Prep 10 mins
Cook 20 mins
Recipe from Abigail Donnelly in "Taste", our favourite food magazine. She says of chickpeas: " ...a brilliant source of almost fatfree, quality protein, packed with cholesterol-lowering fibre, and helps prevent blood sugar levels from skyrocketing after a meal, which should make them a diabetic's best friend". They also contain scarce trace minerals, and in their case it's okay to use the canned variety, as chickpeas need a long cooking time. But rinse the canned variety before use to get rid of excess salt.
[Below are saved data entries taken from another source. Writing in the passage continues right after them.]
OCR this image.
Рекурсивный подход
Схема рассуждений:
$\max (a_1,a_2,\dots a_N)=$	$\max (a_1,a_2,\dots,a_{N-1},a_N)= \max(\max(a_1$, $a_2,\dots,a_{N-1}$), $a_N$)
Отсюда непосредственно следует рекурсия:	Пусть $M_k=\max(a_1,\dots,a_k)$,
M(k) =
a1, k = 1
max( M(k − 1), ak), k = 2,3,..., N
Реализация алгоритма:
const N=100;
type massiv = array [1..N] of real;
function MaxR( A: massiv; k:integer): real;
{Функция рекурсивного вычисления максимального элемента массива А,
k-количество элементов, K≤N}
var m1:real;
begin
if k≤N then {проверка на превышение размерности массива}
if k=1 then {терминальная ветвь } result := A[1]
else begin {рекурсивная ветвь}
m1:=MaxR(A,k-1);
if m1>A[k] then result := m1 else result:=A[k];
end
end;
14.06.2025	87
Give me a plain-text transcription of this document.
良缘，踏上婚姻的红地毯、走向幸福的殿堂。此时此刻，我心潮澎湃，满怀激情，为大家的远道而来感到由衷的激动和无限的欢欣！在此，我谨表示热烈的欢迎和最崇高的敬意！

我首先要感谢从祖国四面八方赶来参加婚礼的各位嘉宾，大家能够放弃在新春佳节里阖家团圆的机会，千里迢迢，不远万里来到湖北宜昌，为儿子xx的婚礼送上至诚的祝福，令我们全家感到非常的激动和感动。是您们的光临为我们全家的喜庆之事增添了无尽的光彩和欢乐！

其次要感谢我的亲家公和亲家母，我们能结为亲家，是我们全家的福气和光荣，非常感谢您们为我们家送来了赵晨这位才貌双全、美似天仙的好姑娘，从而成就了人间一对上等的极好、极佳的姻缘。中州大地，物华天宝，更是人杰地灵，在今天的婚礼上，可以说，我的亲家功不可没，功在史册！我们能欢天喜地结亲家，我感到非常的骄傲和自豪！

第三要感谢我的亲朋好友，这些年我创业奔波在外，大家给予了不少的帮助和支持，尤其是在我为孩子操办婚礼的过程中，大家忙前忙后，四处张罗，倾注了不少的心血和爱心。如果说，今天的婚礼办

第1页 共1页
Harissa paste is a North African paste seasoning available from delis or good supermarkets.
- 2 tablespoons olive oil
- 2 garlic cloves, chopped, crushed
- 4 tablespoons harissa
- 14 ounces coconut milk (1 tin, 400 ml)
- 28 ounces chickpeas (recipe calls for 2 tins of 400 g each)
- 3 1⁄2 ounces cherry tomatoes, halved
- 1 ounce cilantro, finely chopped (30 g coriander leaves)
- couscous or naan bread
- 4 -8 limes, quarters
- sea salt & freshly ground black pepper
- If using canned chickpeas, drain in a sieve and rinse briefly under cold water.
- In a pot over medium heat, add the olive oil, garlic and harissa paste, and cook for 2 minutes.
- Add the coconut milk and chickpeas, then leave to simmer gently for 10 minutes until fragrant.
- Just before serving, add the cherry tomatoes and cilantro (coriander leaves).
- Season to taste, and serve as suggested. Also delicious served with a tomato and onion salad, or with sliced mango.
This dish was extremely easy to prepare, and I like all the ingredients. It seemed to me, however, to be lacking something, perhaps to give it more substance. It was quite interesting to try. Thank you for sharing this recipe.